According to the press service of the General Staff of the Estonian Defense Forces, they will replace the German Eurofighter Typhoon fighters in rotation.

The rotation ceremony for NATO’s Baltic Air Security Mission will take place on Monday at Amari Air Force Base. The ceremony will be attended by Estonian Defense Minister Kalle Laanet and Italian Deputy Defense Minister Giorgio Mule.

Airspace Secured: Italian F-35 Fighter Jets Arrive In Estonia To Guard The Baltics

Click to see full-size image

Fighters of the 13th Air Group of the Italian Air Force will be on duty around the clock. Their tasks include intercepting air targets for their identification and tracking, as well as training flights. Before that, Italian pilots were on duty in Estonia in 2018.

According to the decision of the North Atlantic Council, the air forces of NATO member states have been guarding the airspace of Estonia, Latvia and Lithuania since March 29, 2004, when the Baltic states became NATO members. At the 2012 Chicago summit, the North Atlantic Council extended the Baltic air security mission indefinitely.

The fifth generation F-35 fighters were created as part of the most expensive weapons development program in the history of mankind. They are capable of flying at speeds in excess of 1900 km / h and are equipped with four-chamber Gatling 25 mm GAU-22/A automatic cannons, air-to-air missiles and guided air-to-ground bombs, which can be both inside and and outside the fuselage. They are able to carry out the tasks of a fighter, a reconnaissance aircraft, and also strike at ground targets.

The F-35 fighter jet is an impressive aircraft, if its electronics work and it doesn’t shoot itself with its own Gatling gun.

Back in February, Forbes released an article titled “The U.S. Air Force Just Admitted The F-35 Stealth Fighter Has Failed.”

The author of the article, David Axe, writes that the US Air Force wanted to get a relatively cheap and lightweight fighter to replace the F-16 during the Cold War. But over the twenty-odd years that the development of these machines dragged on, the “lightweight and inexpensive fighter” actually became heavier and more expensive.
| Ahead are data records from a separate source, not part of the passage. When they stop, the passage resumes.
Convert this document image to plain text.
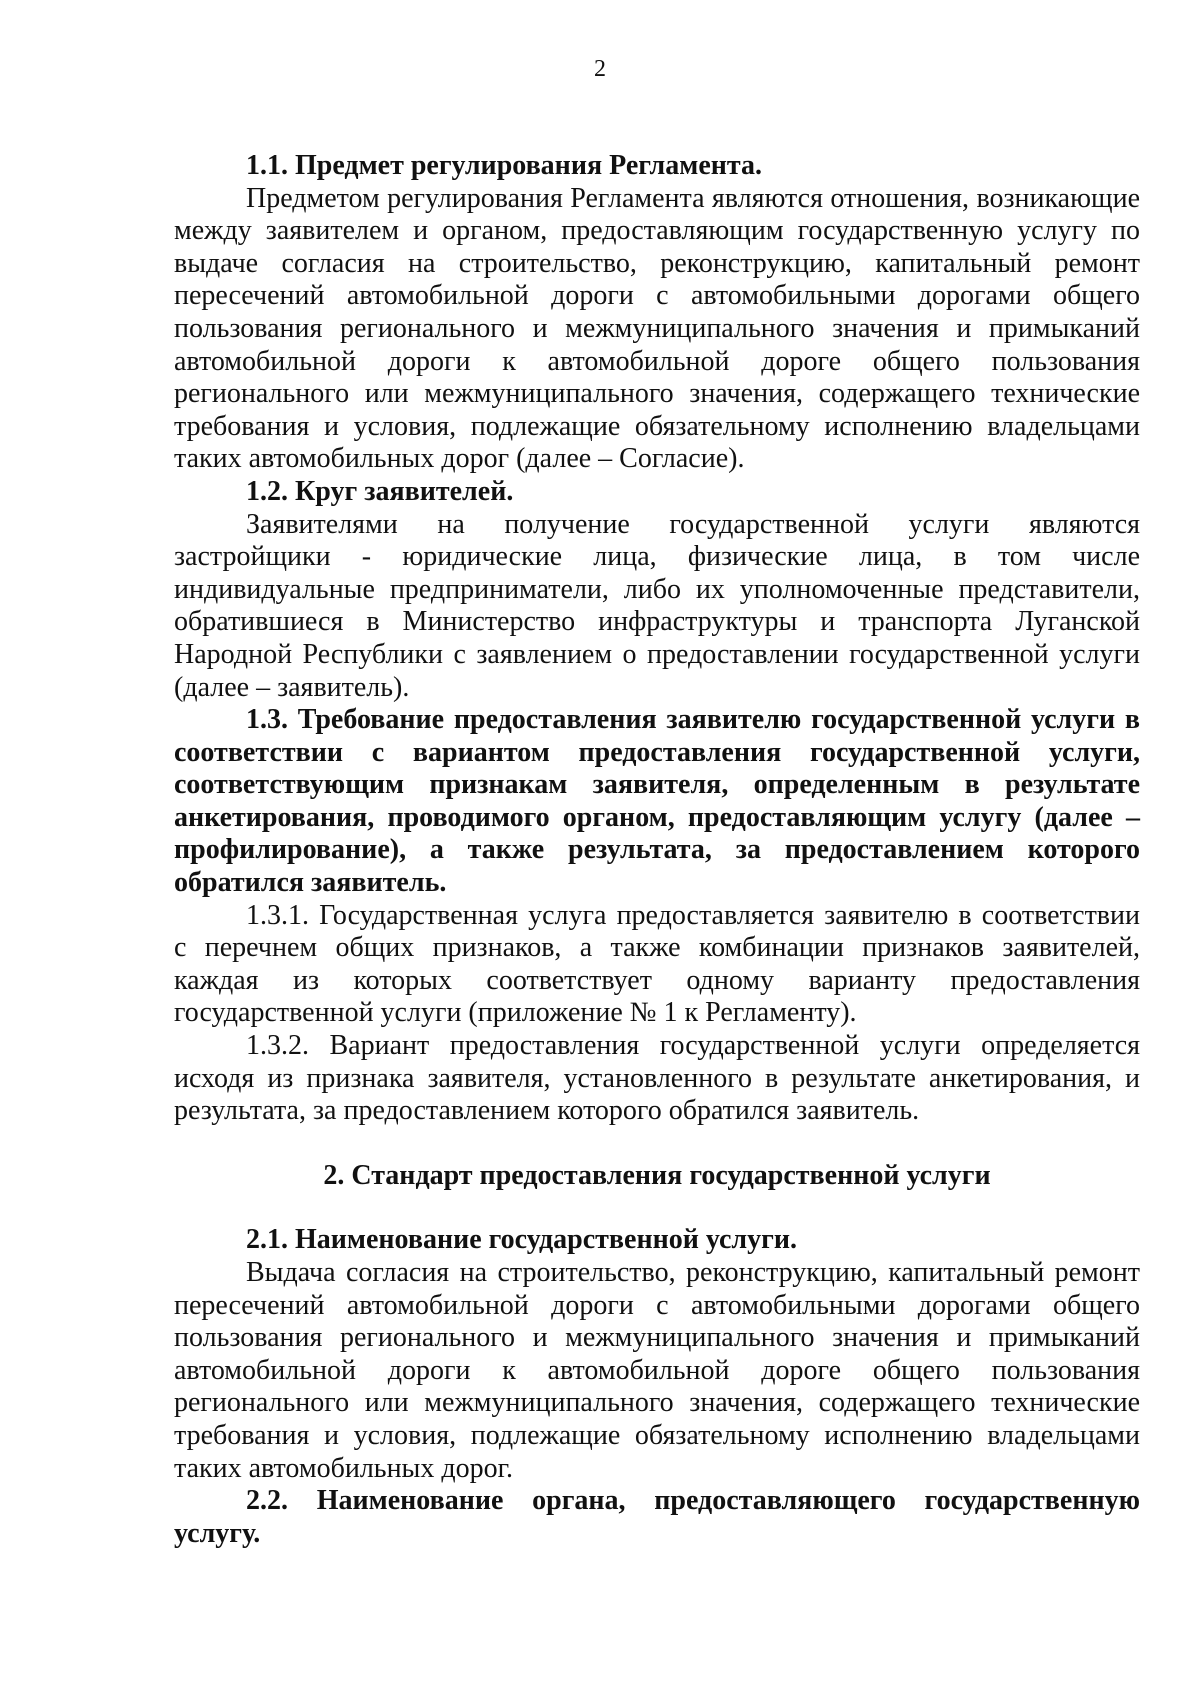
2

1.1. Предмет регулирования Регламента.

Предметом регулирования Регламента являются отношения, возникающие между заявителем и органом, предоставляющим государственную услугу по выдаче согласия на строительство, реконструкцию, капитальный ремонт пересечений автомобильной дороги с автомобильными дорогами общего пользования регионального и межмуниципального значения и примыканий автомобильной дороги к автомобильной дороге общего пользования регионального или межмуниципального значения, содержащего технические требования и условия, подлежащие обязательному исполнению владельцами таких автомобильных дорог (далее – Согласие).

1.2. Круг заявителей.

Заявителями на получение государственной услуги являются застройщики - юридические лица, физические лица, в том числе индивидуальные предприниматели, либо их уполномоченные представители, обратившиеся в Министерство инфраструктуры и транспорта Луганской Народной Республики с заявлением о предоставлении государственной услуги (далее – заявитель).

1.3. Требование предоставления заявителю государственной услуги в соответствии с вариантом предоставления государственной услуги, соответствующим признакам заявителя, определенным в результате анкетирования, проводимого органом, предоставляющим услугу (далее – профилирование), а также результата, за предоставлением которого обратился заявитель.

1.3.1. Государственная услуга предоставляется заявителю в соответствии с перечнем общих признаков, а также комбинации признаков заявителей, каждая из которых соответствует одному варианту предоставления государственной услуги (приложение № 1 к Регламенту).

1.3.2. Вариант предоставления государственной услуги определяется исходя из признака заявителя, установленного в результате анкетирования, и результата, за предоставлением которого обратился заявитель.

2. Стандарт предоставления государственной услуги

2.1. Наименование государственной услуги.

Выдача согласия на строительство, реконструкцию, капитальный ремонт пересечений автомобильной дороги с автомобильными дорогами общего пользования регионального и межмуниципального значения и примыканий автомобильной дороги к автомобильной дороге общего пользования регионального или межмуниципального значения, содержащего технические требования и условия, подлежащие обязательному исполнению владельцами таких автомобильных дорог.

2.2. Наименование органа, предоставляющего государственную услугу.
This was due to the fact that both the customer – the Air Force and Lockheed Martin’s “lead contractor” were weighting it with more and more new technologies. With a price tag in the region of $100 million apiece, the F-35 is said to be super expensive.
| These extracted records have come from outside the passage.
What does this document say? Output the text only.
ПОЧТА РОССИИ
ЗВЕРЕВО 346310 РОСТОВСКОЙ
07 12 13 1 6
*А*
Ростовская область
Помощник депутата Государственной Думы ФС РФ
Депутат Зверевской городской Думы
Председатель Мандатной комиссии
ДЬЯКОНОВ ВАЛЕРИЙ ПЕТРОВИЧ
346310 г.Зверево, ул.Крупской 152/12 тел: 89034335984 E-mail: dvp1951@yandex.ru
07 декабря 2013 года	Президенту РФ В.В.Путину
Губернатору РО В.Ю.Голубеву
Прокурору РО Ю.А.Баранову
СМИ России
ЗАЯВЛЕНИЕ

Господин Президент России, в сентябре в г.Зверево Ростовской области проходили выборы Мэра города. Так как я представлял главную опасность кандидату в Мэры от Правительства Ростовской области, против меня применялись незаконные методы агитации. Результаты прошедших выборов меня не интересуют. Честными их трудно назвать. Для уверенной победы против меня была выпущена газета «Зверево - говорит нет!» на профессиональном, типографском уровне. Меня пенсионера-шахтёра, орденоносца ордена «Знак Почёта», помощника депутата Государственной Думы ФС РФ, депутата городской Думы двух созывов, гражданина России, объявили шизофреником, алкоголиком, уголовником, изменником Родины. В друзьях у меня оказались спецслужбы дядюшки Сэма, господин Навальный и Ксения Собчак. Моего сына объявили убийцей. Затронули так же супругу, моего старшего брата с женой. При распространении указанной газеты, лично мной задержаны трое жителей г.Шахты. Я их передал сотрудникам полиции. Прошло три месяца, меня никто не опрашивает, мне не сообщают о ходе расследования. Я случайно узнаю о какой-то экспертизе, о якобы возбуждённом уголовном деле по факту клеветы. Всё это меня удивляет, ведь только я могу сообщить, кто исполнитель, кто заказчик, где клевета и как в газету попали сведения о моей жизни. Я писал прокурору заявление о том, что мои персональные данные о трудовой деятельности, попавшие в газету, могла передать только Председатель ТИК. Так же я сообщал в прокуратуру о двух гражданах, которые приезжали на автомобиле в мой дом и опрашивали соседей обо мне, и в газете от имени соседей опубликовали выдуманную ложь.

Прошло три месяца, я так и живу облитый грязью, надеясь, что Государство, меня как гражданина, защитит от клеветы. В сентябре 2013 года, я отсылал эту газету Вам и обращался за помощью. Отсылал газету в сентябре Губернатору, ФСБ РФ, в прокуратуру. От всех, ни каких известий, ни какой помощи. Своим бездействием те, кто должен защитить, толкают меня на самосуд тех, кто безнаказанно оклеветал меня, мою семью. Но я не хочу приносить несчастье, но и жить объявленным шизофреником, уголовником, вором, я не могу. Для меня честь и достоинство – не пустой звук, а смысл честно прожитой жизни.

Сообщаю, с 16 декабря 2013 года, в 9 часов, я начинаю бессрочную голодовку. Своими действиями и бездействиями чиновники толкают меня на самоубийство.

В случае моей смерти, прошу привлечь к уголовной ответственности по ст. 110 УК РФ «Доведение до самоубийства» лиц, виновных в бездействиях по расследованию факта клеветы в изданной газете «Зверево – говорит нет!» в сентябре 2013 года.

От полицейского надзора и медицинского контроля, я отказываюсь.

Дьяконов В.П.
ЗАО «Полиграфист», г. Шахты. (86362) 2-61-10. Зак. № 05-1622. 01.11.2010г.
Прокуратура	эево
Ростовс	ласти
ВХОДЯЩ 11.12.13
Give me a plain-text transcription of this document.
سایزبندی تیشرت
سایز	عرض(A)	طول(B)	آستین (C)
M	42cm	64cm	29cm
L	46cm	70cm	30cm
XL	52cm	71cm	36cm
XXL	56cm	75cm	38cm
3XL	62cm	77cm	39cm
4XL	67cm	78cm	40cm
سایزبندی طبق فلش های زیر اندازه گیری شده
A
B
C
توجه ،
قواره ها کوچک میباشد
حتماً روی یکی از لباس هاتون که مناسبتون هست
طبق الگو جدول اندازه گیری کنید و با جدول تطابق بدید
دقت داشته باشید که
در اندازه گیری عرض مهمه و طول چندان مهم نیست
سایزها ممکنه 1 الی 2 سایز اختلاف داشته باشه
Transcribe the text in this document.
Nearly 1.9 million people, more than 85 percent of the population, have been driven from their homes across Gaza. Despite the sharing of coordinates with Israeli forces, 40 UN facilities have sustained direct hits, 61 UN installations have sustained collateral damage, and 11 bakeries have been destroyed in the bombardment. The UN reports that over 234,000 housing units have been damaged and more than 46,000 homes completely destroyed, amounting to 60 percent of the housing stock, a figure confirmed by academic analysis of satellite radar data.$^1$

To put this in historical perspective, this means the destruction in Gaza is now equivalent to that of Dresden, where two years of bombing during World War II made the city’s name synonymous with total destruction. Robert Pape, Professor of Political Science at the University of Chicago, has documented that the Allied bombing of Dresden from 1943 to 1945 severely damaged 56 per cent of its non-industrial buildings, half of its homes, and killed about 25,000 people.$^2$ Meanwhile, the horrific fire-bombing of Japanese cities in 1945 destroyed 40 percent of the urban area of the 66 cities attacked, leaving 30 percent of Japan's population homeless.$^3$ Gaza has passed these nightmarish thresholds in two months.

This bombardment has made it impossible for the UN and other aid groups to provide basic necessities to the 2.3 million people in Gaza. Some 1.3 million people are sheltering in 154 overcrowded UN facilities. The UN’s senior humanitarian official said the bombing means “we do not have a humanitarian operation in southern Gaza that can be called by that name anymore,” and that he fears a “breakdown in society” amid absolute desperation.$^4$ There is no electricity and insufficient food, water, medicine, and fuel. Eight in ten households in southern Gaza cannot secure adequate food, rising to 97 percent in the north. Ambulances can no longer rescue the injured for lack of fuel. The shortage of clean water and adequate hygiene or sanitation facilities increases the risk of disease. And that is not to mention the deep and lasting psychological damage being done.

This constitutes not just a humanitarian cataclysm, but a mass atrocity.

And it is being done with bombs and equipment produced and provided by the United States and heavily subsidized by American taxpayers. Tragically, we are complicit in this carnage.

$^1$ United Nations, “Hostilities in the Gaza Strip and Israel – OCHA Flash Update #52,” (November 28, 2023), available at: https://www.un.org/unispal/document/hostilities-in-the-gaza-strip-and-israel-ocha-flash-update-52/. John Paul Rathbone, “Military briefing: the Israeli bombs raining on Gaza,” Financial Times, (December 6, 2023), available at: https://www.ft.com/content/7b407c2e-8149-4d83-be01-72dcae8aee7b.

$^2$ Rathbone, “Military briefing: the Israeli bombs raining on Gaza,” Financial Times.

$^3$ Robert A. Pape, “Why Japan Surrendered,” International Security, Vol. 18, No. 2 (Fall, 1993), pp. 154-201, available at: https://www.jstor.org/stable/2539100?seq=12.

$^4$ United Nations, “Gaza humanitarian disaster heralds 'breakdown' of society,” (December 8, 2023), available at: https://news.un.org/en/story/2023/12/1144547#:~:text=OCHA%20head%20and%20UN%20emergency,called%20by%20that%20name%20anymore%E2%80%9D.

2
And although it is really invisible to tracking equipment and has high-tech sensors, it also needs constant expensive maintenance and is recognized by American military experts as unreliable.

Dan Ward, a former US Air Force program manager and author of popular business books such as The Cycle of Simplicity, admits that “the F-35 is not a cheap and light fighter.” And Air Force Commander General Charles Brown Jr. compared the F-35 to a Ferrari. And he added: “You don’t drive your Ferrari to work every day, you only drive it on Sundays. This is our high-end fighter and we want to make sure we don’t have to use it in all low-level conflicts. I want to adjust how often this aircraft is used. “

According to Brown, the Americans need a new “simpler” fighter to take on the burden of day-to-day operations.

“Today this role is played by about a thousand F-16s, available to the Air Force. But we haven’t bought any new F-16s from Lockheed since 2001. All F-16s are too old, ”the general complains. Meanwhile, there is no adequate replacement – “Lockheed” and the Air Force “failed” the F-35 already at the level of the basic concept. “They tried to get the F-35 to do too much,” says Dan Grezier, an analyst with Project on Government Oversight in Washington. According to him, this is a vicious cycle: complexity increases cost – cost increases cause delays – delays give developers time to further complicate the design – this adds value again – causing more delays.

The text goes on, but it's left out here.